I think it’s a fair bet that if you asked most people on this side of the Atlantic who claim to enjoy reading poetry who their favorite pre-twentieth-century English language poets are, they’d say “Donne and Emily Dickinson”: on the other side of the Atlantic the odds are they’d say “Donne and Hopkins.” Much as I like a lot of the verse of Donne, and a fair amount of Dickinson, and even a bit (a very little bit) of Hopkins, I think this indicates where the trouble with modern poetry lies. All three are eccentrics: their poems are hard to comprehend and seem to stand in need of explication, though their habitually excited tone makes even the uninitiated feel that some kind of genuine feeling must be there, even if we can’t quite paraphrase it; and their technique is to some extent both experimental and sui generis. They’re odd-balls, whose verses can be hard to paraphrase...

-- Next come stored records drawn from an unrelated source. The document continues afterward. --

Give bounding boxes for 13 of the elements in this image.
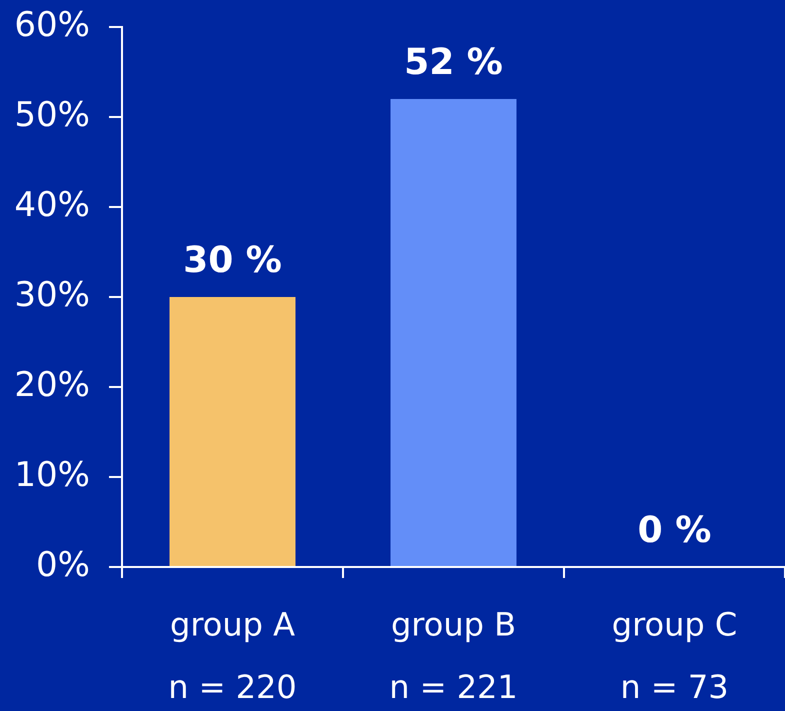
data-label: 52 % [404, 42, 503, 83]
x-tick-label: group C n = 73 [612, 606, 738, 706]
y-tick-label: 50% [14, 94, 90, 135]
y-tick-label: 20% [14, 364, 90, 405]
x-tick-label: group A n = 220 [168, 606, 297, 706]
y-tick-label: 30% [14, 274, 90, 315]
y-tick-label: 60% [14, 4, 90, 45]
y-tick-label: 0% [36, 544, 90, 585]
data-label: 0 % [638, 510, 712, 551]
y-tick-label: 10% [14, 454, 90, 495]
y-tick-label: 40% [14, 184, 90, 225]
data-label: 30 % [183, 240, 282, 281]
x-tick-label: group B n = 221 [389, 606, 518, 706]
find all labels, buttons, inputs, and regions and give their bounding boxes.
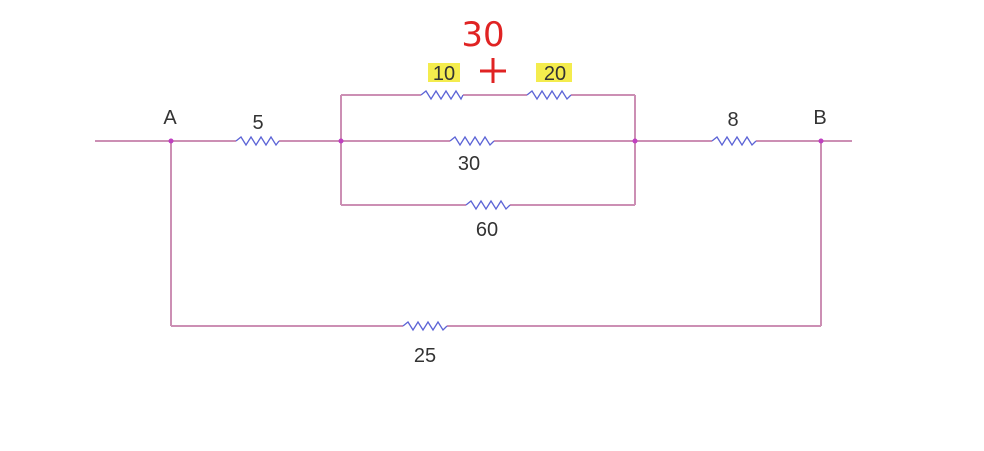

Does this seem true, too true, David's points about the attractiveness of eccentrics, to those who can be called Wintersians? (Judging from my casual surveys of literary culture over the past 25 years, the diversity of opinion in the world of poetry [and every area of human endeavor] is so astonishing that I don’t think there is any generalization one could make about people who like poetry. People “who claim to enjoy reading poetry” appear to come in every imaginable variety.) Davis has written some trenchant pieces studying what is happening in and to contemporary poetry. As Winters noticed so long ago (concerning a poet even as traditional as George Herbert), it is the eccentricities of poets that grab the attention of so many poets and readers of poetry. As part of the ascendancy of Romanticism across our literary culture, the writing and reading of poetry have become the pursuit of almost pure individuality, as shown, for example, in many poetry blogs on blogger.

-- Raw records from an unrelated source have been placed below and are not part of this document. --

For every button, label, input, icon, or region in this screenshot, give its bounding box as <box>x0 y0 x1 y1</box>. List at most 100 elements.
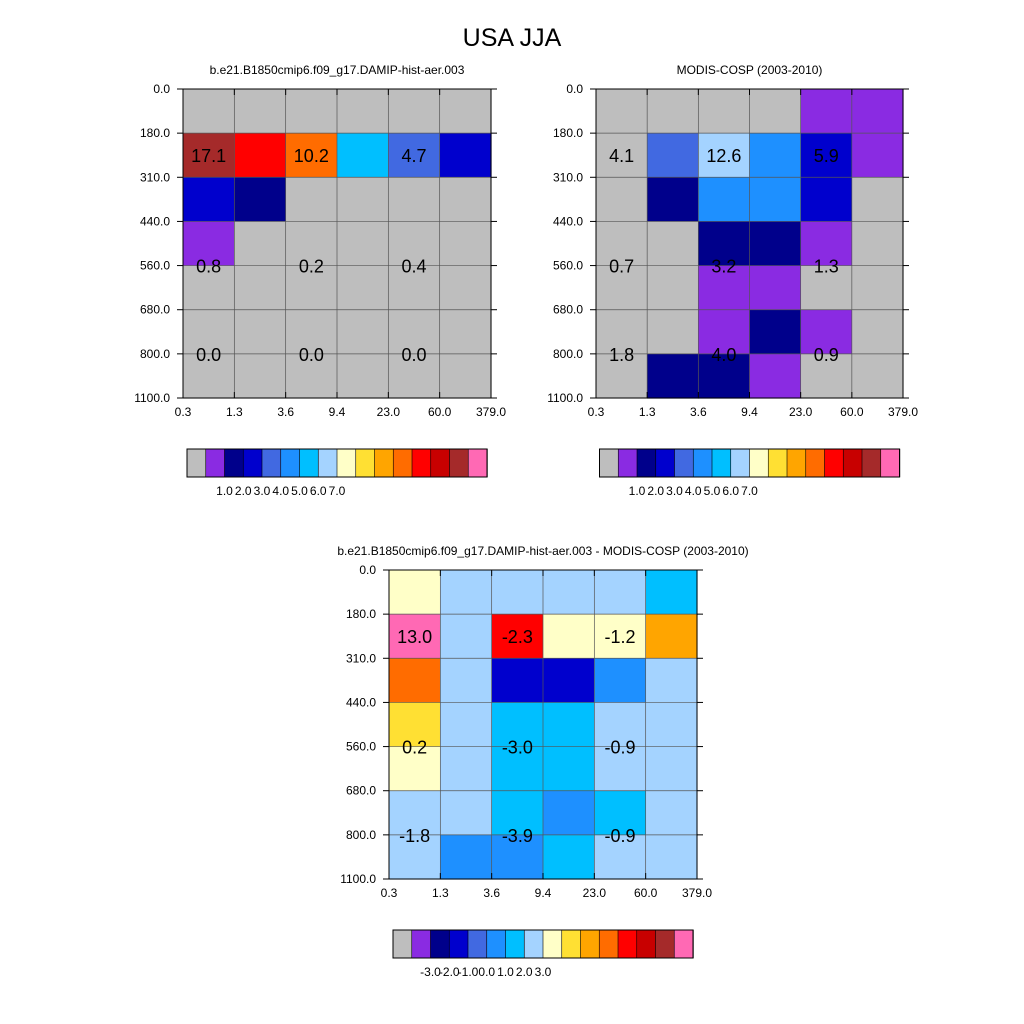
colorbar-swatch <box>598 929 619 959</box>
cells <box>389 570 698 880</box>
cell <box>337 133 389 178</box>
x-tick-label: 60.0 <box>634 886 658 900</box>
x-tick-label: 9.4 <box>535 886 552 900</box>
cell-value: 4.1 <box>609 146 634 166</box>
cell <box>337 265 389 311</box>
cell <box>596 353 648 399</box>
grid-lines <box>389 570 697 879</box>
cell <box>749 353 802 399</box>
cell <box>183 133 235 178</box>
cell <box>596 133 648 178</box>
colorbar: 1.0 2.0 3.0 4.0 5.0 6.0 7.0 <box>599 448 901 498</box>
colorbar-label: 6.0 <box>722 484 739 498</box>
x-tick-label: 9.4 <box>741 405 758 419</box>
cell <box>749 309 802 355</box>
y-tick-label: 680.0 <box>140 303 170 317</box>
colorbar-swatch <box>861 448 882 478</box>
cell <box>596 265 648 311</box>
colorbar-label: 2.0 <box>647 484 664 498</box>
cell <box>647 177 699 223</box>
cell <box>800 353 853 399</box>
cell-value: -0.9 <box>604 826 635 846</box>
colorbar-swatch <box>692 448 713 478</box>
colorbar-swatch <box>617 448 638 478</box>
colorbar-swatch <box>411 448 432 478</box>
cell <box>234 265 287 311</box>
cell <box>389 570 441 615</box>
panel-title: b.e21.B1850cmip6.f09_g17.DAMIP-hist-aer.… <box>210 63 465 77</box>
cell <box>389 746 441 792</box>
cell-value: 1.3 <box>814 257 839 277</box>
cell <box>596 89 648 134</box>
cell <box>851 353 904 399</box>
colorbar-swatch <box>430 448 451 478</box>
colorbar-swatch <box>636 929 657 959</box>
cell <box>234 353 287 399</box>
colorbar-swatch <box>505 929 525 959</box>
y-tick-label: 180.0 <box>553 126 583 140</box>
cell <box>285 309 338 355</box>
colorbar-swatch <box>580 929 600 959</box>
cell <box>388 309 441 355</box>
cell <box>183 177 235 223</box>
x-tick-label: 9.4 <box>329 405 346 419</box>
x-tick-label: 23.0 <box>377 405 401 419</box>
cell <box>234 309 287 355</box>
colorbar-swatch <box>674 448 694 478</box>
cell <box>800 133 853 178</box>
cell <box>698 353 751 399</box>
cell <box>647 265 699 311</box>
cell <box>698 309 751 355</box>
cell <box>645 658 698 704</box>
cell-value: -3.0 <box>502 738 533 758</box>
cell <box>543 834 595 880</box>
cell <box>337 177 389 223</box>
colorbar-label: -3.0 <box>420 965 441 979</box>
cell <box>183 89 235 134</box>
cell <box>285 133 338 178</box>
panel-title: MODIS-COSP (2003-2010) <box>677 63 823 77</box>
cell <box>285 177 338 223</box>
cell <box>439 133 492 178</box>
cell <box>596 309 648 355</box>
cell <box>543 790 595 836</box>
cell <box>645 834 698 880</box>
cell <box>337 221 389 267</box>
colorbar-swatch <box>467 448 488 478</box>
cell <box>439 221 492 267</box>
colorbar-label: 1.0 <box>216 484 233 498</box>
y-tick-label: 180.0 <box>140 126 170 140</box>
cell <box>285 221 338 267</box>
cell <box>800 89 853 134</box>
cell <box>440 570 493 615</box>
cell <box>749 221 802 267</box>
colorbar-swatch <box>730 448 751 478</box>
x-tick-label: 23.0 <box>789 405 813 419</box>
cell <box>543 658 595 704</box>
cell <box>800 177 853 223</box>
cell-value: 4.0 <box>711 345 736 365</box>
y-tick-label: 680.0 <box>553 303 583 317</box>
y-tick-label: 0.0 <box>566 82 583 96</box>
colorbar-swatch <box>542 929 563 959</box>
x-tick-label: 0.3 <box>588 405 605 419</box>
cell <box>491 746 544 792</box>
colorbar-label: 3.0 <box>535 965 552 979</box>
cell-value: 10.2 <box>294 146 329 166</box>
cell <box>440 614 493 659</box>
y-tick-label: 560.0 <box>553 259 583 273</box>
cell <box>491 614 544 659</box>
colorbar-label: 5.0 <box>291 484 308 498</box>
grid-lines <box>183 89 491 398</box>
cell <box>234 89 287 134</box>
cell <box>645 746 698 792</box>
colorbar-frame <box>392 929 694 959</box>
panel-title: b.e21.B1850cmip6.f09_g17.DAMIP-hist-aer.… <box>337 544 748 558</box>
colorbar-swatch <box>186 448 207 478</box>
y-tick-label: 440.0 <box>346 695 376 709</box>
cell-value: 1.8 <box>609 345 634 365</box>
colorbar-swatch <box>523 929 544 959</box>
cell <box>234 221 287 267</box>
cell <box>647 309 699 355</box>
cell <box>543 746 595 792</box>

How much does Dickinson’s little ditty on the spider exhibit the repeated eccentricities of her verse that remain in nearly unquestionable favor in our dominant literary culture? I think it winks at them, but it keeps its distance. Nonetheless, this poem is more obscure than it should be because, it appears, she chose not to say exactly what she means and adjust her tone properly to whatever it was she wished to say. Her once-unusual habit of playfully obfuscating her meaning has long become a common and highly praised practice of modern poetry, a matter which Winters discussed extensively in Primitivism and Decadence back in 1937.